Marathon's drug is just another steroid, designed to help minimize the damage the immune system causes on the deteriorating muscle. By definition, you can't "cure" DMD without creating dystrophin. Etep allows these boys to create dystrophin - whether it will allow enough dystrophin to functionally cure them is yet to be determined.
Well stated, speedbll. The enrollment criteria that SRPT used in its Phase II were designed to target patients that were on the verge of losing ambulation. The RNA Phase II trial obviously had less stringent enrollment criteria and presents a wide range of functional status when treatment started. The fact that a number of boys showed 6MWT improvement in the short term (before dsytrophin could have been produced) speaks volumes - these boys were not at the same progression level as SRPT's boys. If you want to characterize SRPT's Phase II 6MWT data as "noisy", then how do you characterize RNA's?
The fact that the FDA asked for MRI data provides hope that they at least might understand the issue at hand and be trying to better classify the functional status of the SRPT boys at enrollment. Either way, any rationalization of the variability in 6MWT scores is going to be more speculation than science.

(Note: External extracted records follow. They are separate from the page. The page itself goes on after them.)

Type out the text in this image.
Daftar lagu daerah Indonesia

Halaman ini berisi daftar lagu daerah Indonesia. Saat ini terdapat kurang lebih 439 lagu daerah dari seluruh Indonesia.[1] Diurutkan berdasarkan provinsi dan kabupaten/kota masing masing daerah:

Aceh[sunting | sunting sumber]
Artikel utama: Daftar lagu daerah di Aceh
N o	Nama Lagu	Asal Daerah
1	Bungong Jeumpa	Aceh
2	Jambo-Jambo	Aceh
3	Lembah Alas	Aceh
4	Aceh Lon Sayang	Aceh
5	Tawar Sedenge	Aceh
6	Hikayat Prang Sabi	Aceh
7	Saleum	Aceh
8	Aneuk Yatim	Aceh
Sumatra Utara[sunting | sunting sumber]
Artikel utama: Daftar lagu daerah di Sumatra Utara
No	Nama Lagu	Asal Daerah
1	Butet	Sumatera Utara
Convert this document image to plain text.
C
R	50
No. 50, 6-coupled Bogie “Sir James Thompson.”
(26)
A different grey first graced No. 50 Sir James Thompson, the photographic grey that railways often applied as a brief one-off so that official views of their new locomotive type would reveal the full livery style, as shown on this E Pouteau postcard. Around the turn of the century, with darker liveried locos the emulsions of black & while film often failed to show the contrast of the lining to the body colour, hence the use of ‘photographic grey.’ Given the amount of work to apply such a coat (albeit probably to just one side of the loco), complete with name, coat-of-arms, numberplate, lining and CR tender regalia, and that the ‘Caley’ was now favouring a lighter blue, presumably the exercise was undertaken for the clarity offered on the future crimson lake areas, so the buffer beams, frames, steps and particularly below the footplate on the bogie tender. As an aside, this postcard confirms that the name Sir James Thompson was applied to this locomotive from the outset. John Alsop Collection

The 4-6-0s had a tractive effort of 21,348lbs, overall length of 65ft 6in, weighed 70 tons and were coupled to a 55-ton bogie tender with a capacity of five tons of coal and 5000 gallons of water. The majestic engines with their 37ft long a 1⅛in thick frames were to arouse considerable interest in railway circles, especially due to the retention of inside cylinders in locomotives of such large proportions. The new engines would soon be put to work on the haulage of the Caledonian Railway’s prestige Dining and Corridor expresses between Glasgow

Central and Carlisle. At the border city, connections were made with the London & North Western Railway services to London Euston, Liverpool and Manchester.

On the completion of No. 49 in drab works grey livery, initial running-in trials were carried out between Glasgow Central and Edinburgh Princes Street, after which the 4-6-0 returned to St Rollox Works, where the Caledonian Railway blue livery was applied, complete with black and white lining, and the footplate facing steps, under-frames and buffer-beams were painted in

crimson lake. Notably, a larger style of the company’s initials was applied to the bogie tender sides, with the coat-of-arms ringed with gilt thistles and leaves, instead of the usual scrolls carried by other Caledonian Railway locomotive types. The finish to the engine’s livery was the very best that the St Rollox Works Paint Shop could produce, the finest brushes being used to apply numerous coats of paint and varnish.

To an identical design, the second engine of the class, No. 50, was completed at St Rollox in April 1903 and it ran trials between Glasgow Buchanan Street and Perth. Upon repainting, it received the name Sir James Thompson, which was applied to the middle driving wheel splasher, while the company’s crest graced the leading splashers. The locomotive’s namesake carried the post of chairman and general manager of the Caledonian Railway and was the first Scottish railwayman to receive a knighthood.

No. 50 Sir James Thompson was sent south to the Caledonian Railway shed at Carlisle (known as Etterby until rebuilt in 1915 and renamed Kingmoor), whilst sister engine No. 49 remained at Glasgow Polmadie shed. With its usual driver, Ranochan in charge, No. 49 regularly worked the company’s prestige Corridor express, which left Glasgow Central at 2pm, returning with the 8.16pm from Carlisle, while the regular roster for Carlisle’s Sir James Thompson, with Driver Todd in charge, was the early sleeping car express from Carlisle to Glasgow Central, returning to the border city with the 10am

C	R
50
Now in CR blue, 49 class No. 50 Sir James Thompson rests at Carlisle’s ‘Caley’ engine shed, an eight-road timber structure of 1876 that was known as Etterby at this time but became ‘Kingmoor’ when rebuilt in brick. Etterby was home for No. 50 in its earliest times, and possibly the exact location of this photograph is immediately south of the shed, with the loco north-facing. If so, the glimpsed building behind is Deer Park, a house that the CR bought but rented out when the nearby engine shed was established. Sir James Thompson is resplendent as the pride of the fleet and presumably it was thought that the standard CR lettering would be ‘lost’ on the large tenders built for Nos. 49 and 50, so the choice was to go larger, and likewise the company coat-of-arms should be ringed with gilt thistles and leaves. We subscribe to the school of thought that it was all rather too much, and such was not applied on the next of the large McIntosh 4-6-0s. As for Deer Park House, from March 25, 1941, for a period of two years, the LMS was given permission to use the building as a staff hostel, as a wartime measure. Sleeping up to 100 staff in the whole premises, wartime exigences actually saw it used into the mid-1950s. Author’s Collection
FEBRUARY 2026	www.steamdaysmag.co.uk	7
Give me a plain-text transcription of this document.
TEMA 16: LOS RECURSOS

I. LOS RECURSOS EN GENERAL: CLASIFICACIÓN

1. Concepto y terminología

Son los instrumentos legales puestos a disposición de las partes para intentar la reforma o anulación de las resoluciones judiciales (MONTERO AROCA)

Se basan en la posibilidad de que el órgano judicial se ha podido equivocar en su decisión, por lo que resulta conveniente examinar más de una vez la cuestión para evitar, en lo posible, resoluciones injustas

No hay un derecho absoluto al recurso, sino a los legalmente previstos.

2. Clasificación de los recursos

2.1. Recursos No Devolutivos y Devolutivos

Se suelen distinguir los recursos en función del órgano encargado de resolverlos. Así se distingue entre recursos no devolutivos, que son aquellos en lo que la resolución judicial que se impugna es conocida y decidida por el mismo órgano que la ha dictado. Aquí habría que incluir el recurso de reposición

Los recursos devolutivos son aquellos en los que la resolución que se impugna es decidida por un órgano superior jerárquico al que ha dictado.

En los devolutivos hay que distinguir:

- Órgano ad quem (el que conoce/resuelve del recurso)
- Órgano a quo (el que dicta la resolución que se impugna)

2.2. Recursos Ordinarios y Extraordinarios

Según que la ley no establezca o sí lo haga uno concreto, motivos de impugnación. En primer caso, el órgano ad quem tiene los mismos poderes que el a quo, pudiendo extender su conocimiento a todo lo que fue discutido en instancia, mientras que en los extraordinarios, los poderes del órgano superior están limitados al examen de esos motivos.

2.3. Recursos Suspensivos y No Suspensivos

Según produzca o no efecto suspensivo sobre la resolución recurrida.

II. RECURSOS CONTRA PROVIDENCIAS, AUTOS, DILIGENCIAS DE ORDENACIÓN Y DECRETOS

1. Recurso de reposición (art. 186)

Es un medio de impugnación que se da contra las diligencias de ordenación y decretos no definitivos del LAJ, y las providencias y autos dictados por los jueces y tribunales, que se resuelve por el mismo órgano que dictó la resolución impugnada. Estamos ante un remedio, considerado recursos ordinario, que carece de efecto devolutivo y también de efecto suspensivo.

A year ago I thought we could write off the FDA's questioning of the dystrophin data and measurement methodologies, since the 6MWT data looked like it would carry the load - now we need the dystrophin results to be solid and accepted by the FDA. From there, the 6MWT and pulmonary data are sufficient to confirm that a clinical benefit is reasonably likely.
It's not a trade show - I don't think drug companies set up booths at investor conferences. It is by invitation only and I'm quite sure everyone that is invited is expected to give a presentation.